There’s no denying the outbreak has hurt the industry, and has hit the battlers at the grass roots level which is never good, but the hysteria is galloping out of control.
Let’s consider that while the gee-gees get over the sniffles, out there in Pub TAB Land, there might be a little more money being directed from boxed trifectas back to the family coffers for once, meaning more food on the table.
And in this supposed sport of kings, it is a little hard to feel sorry for the whinnying multi-millionaires of the racing industry who have made their pile.
Personally, it has resulted in the same feeling of utter non-sadness to wash over me as when America’s Cup yacht oneAustralia folded like a sheet of cardboard and sank all those years ago.
Then there’s the matter of sports stars getting busted for drugs.
Okay kids. Drugs are bad. I think most of us over the age of five understand this concept.
As we grow up we make choices. Sometimes we make bad choices and, due to a multitude of intervening factors, some of us are more prone to making bad choices than others.
This is true whether you are a former Brownlow medallist with an abdomen chiselled from teak or a single mum chewing her finger nails and pushing a pram outside Cash Converters.
The only difference I can see is that the latter goes unnoticed while the former drives news agendas around the country and water cooler babble for weeks on end.

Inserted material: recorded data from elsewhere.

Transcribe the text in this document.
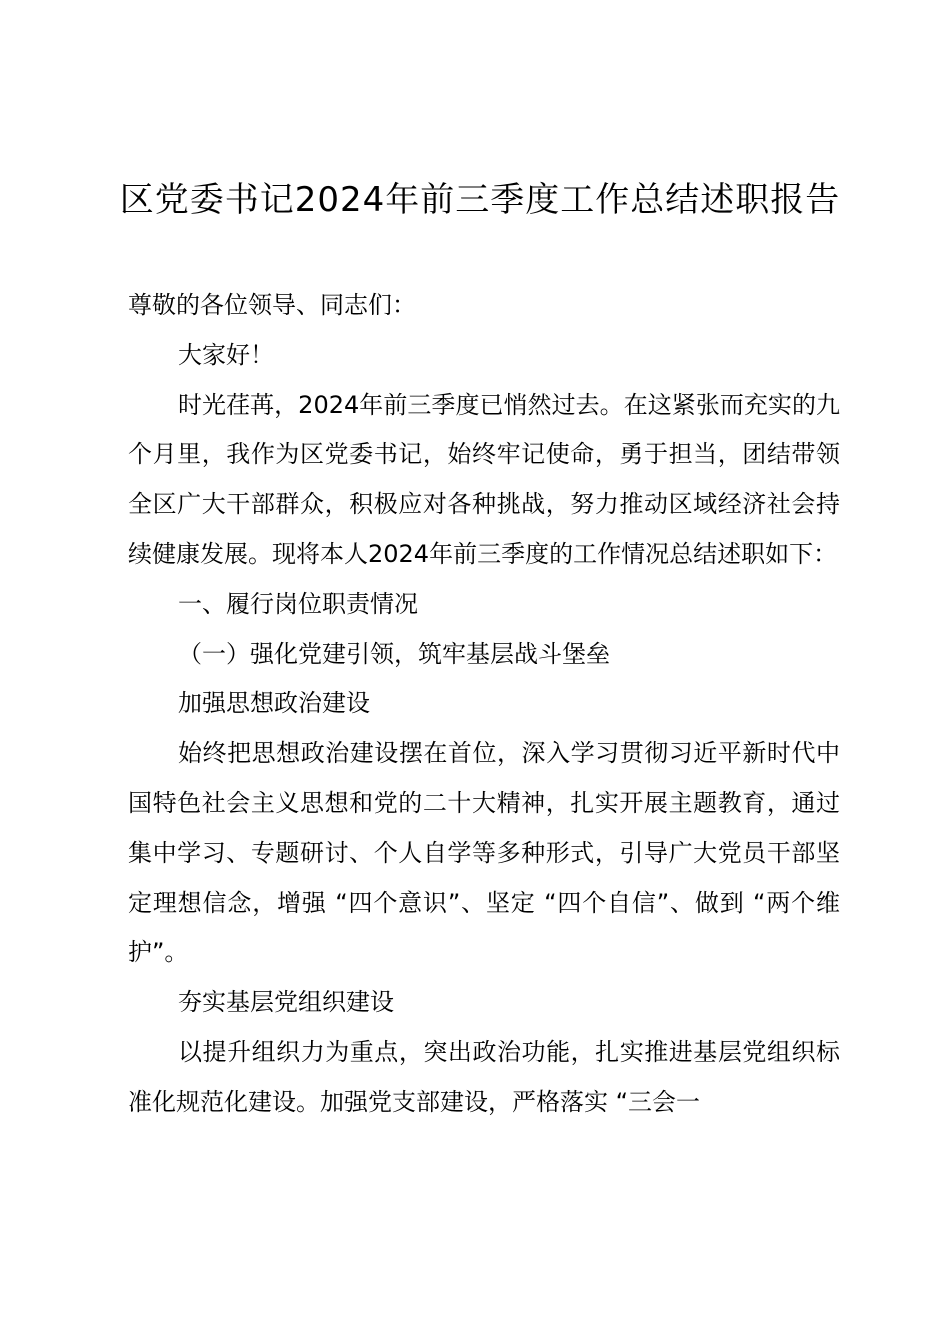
区党委书记2024年前三季度工作总结述职报告

尊敬的各位领导、同志们：

大家好！

时光荏苒，2024年前三季度已悄然过去。在这紧张而充实的九个月里，我作为区党委书记，始终牢记使命，勇于担当，团结带领全区广大干部群众，积极应对各种挑战，努力推动区域经济社会持续健康发展。现将本人2024年前三季度的工作情况总结述职如下：

一、履行岗位职责情况

（一）强化党建引领，筑牢基层战斗堡垒

加强思想政治建设

始终把思想政治建设摆在首位，深入学习贯彻习近平新时代中国特色社会主义思想和党的二十大精神，扎实开展主题教育，通过集中学习、专题研讨、个人自学等多种形式，引导广大党员干部坚定理想信念，增强 “四个意识”、坚定 “四个自信”、做到 “两个维护”。

夯实基层党组织建设

以提升组织力为重点，突出政治功能，扎实推进基层党组织标准化规范化建设。加强党支部建设，严格落实 “三会一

I read a great quote the other day which went something like this: “The thing about drugs is they cloud the mind of the accuser as much as the abuser.”
We are living in the clouds if we think Ben Cousins, Joey Johns et al are the real problem here.
Let’s start playing fair on this issue so everybody has a chance of winning.
What about whales? I like whales as much as the next person. They are gentle and intelligent. They should not be unnecessarily killed. The little ones are cute.
However, things get a little out of whack with whales when they get washed up on a beach somewhere, don’t you think?
The nation stops. Men with beards and terrible wetsuits mount all night vigils. Families weep and pour buckets of water over the stricken creature, stopping every now and again to administer inter-mammalian hugs.
Experts fly in from all over the globe to apply their best strategies for returning the animal to the deep but they needn’t bother, because we all know how the story ends.
On day three of Whale Watch, the behemoth which galvanised an entire population is finally coaxed back out to sea only to beach itself again a kilometre up the coast for the final time, whereby a national day of mourning is called.
And we can’t forget The Worm. Not the dance performed by the masses on the beer soaked floor of the Playroom when The Ballistics fired up the Chuck Berry hit Nadine on dollar nights circa 1982, but the vastly less inspirational network gimmick employed for TV’s Great Debate.
It has been held up as a symbol of free speech – a Nelson Mandela of the animated annelids – rather than the meaningless ratings ploy that it was.
The feverish dissection of what was judged to be a gripping controversy overshadowed any useful analysis of what the leaders had to say, made easier by the fact that they both kind of said the same thing anyway, none of which was anything close to inspirational.
This is what they both want to do. They want to buy us off with tax cuts. This is like your neighbour pinching avocados from your backyard and then bringing around guacamole dip. There’s a taste of deception which sticks in your craw.
Forget about the free gifts, this is what we all should be demanding of our politicians if we are to trust them with our vote.
Children first.
Show us the policies which deliver our nation’s most valuable and vulnerable from evil, then implement them and enact them until all children are safe.
Like a tartan suitcase lying submerged in a moonlit duck pond of Sydney’s south-west, the silence has been eerie.